A lawyer who succeeds to the practice of another attorney, including files with wills which the prior attorney's clients requested him to hold for safekeeping, is obligated to make a reasonable effort to locate the testators and, in the case of a testator who cannot be located, to retain and safeguard the will, or to deposit it in court pursuant to G.L. c.191, S10.
Facts: An attorney takes over a law practice from another attorney, whose files include wills which clients had requested him to hold. The successor attorney, in attempting to return the wills to the respective testators, finds that many clients cannot be located. He desires to know his obligations.
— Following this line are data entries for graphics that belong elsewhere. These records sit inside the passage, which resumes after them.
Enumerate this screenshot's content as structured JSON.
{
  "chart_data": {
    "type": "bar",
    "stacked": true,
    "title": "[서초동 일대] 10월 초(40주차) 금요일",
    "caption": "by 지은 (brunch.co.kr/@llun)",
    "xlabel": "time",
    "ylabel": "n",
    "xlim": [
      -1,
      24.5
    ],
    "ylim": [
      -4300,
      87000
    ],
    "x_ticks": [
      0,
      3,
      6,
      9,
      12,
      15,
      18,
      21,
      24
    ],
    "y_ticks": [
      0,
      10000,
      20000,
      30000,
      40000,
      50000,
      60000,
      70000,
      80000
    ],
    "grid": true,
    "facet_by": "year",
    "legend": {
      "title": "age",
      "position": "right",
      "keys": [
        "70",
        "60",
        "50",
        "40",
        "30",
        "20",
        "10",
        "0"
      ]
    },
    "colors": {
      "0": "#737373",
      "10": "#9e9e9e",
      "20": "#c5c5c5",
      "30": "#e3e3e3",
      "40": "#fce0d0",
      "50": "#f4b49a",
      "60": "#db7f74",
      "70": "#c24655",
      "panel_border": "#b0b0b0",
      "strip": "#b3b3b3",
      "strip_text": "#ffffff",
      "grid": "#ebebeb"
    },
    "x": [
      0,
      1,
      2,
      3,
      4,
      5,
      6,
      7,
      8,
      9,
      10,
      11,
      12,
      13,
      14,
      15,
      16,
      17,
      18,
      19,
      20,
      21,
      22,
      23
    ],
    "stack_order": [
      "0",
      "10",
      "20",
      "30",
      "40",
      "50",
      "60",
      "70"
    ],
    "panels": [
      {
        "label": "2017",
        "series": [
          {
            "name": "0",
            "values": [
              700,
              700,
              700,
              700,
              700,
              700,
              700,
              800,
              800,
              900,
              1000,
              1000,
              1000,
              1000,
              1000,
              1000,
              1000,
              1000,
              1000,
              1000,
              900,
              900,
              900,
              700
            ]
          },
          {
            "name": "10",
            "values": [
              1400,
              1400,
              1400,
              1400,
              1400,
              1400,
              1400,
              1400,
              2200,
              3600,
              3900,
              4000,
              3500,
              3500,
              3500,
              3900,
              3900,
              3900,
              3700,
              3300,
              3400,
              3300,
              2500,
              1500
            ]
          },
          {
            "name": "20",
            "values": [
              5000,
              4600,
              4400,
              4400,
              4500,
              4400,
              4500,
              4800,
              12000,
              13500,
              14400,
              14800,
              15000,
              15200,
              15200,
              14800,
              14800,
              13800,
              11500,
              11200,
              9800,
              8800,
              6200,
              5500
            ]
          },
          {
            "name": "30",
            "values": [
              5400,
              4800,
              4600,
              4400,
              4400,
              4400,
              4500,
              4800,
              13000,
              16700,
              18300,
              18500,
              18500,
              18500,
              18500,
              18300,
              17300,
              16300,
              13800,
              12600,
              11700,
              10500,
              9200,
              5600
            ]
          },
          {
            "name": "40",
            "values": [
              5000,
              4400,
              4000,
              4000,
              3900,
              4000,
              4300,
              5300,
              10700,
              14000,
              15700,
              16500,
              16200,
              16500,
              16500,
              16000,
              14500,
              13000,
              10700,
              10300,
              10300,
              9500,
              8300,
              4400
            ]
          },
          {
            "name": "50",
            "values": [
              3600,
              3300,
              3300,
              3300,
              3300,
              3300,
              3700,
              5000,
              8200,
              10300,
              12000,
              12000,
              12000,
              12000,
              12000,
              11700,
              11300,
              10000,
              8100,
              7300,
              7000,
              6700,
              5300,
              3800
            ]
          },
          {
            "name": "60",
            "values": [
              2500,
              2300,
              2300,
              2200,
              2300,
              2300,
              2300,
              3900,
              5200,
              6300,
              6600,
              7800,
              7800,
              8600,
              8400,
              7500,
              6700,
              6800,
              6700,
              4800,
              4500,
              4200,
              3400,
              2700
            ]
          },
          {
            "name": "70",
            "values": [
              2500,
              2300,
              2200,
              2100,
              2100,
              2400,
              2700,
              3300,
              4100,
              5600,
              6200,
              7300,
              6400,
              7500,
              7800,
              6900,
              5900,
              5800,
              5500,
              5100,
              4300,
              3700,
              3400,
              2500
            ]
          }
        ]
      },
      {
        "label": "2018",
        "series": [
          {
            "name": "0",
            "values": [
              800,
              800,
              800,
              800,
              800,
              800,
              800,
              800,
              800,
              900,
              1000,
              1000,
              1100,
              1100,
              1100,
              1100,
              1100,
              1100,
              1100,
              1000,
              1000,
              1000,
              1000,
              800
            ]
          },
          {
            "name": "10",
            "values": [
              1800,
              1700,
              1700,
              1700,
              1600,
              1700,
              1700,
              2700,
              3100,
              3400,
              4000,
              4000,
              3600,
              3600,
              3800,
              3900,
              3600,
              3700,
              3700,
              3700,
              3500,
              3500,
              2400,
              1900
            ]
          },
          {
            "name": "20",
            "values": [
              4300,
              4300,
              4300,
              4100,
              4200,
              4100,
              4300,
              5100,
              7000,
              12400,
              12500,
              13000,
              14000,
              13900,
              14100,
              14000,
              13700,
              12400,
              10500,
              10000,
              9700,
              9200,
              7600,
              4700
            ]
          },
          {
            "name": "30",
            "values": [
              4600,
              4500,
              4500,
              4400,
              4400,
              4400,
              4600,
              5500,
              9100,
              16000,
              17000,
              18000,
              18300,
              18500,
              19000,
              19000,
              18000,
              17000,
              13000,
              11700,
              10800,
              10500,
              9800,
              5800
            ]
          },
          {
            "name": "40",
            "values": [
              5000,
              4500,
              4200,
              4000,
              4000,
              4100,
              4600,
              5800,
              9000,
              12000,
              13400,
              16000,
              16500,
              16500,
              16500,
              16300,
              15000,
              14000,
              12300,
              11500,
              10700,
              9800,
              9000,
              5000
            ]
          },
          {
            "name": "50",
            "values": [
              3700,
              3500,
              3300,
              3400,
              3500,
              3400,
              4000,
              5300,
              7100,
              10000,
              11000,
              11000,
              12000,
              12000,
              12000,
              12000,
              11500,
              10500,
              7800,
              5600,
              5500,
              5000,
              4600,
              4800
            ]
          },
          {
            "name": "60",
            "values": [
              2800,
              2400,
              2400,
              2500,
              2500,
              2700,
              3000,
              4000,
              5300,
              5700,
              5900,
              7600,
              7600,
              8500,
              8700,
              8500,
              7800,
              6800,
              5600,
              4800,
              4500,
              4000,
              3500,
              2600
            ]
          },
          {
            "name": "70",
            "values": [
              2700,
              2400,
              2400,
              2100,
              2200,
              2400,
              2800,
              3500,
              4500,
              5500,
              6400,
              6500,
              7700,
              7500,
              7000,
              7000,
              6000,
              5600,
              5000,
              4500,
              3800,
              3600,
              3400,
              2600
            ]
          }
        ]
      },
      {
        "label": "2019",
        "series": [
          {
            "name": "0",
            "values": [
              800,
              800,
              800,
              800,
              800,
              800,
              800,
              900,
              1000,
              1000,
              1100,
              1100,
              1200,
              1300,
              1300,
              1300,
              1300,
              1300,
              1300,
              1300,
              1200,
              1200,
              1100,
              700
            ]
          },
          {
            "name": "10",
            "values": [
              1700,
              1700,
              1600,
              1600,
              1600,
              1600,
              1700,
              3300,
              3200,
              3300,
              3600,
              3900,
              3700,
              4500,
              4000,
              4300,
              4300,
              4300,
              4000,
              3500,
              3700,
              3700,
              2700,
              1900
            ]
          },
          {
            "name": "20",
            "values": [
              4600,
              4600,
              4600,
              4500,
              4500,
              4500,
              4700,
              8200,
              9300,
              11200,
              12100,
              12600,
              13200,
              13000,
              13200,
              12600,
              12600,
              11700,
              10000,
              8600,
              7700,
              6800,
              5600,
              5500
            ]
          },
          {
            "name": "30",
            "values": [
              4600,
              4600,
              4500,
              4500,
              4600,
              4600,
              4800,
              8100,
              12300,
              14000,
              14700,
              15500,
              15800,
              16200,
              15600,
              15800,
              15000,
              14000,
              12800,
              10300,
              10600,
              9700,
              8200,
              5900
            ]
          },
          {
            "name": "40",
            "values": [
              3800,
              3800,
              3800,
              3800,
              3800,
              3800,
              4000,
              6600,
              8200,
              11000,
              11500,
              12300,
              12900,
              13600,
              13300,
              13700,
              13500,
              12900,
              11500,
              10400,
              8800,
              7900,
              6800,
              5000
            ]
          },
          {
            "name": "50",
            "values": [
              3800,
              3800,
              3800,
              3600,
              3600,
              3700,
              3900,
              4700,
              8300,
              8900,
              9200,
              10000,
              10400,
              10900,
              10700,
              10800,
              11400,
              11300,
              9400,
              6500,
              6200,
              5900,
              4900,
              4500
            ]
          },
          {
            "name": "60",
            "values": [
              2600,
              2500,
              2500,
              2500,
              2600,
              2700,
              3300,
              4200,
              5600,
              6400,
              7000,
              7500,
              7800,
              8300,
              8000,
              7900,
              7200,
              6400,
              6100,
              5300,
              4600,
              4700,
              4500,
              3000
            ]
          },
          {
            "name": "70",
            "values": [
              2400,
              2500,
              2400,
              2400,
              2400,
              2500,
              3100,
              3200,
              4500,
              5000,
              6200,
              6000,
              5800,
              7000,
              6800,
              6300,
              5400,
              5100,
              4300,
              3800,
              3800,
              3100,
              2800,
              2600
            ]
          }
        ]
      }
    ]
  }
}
Discussion: "(A) lawyer should act with competence and proper care in representing clients," EC 6-1. A client who retains an attorney to draw a will, leaving the executed instrument with the attorney for safekeeping, obligates the attorney, if he accepts the will, to use reasonable care to keep it secure. He may, of course, at any time return it to the testator, making sure that it reaches the latter safely, or he may deposit it with the appropriate court, on payment of the $5 fee provided for by G.L. c.191, S10.
If the lawyer cannot find the testator and does not wish to deposit the will with the appropriate court, he remains obligated to use reasonable care to keep it secure. While he need not watch the obituary columns, if he does learn of the testator's death, G.L. c.191, S13, requires him either to deliver the will to the executors named therein, or to file it, within 30 days after he receives notice of the testator's death, in the probate court having jurisdiction over the proceedings.
Permission to publish granted by the Board of Delegates, 1976. As stated in the Rules of the Committee on Professional Ethics, this advice is that of a committee without official governmental status.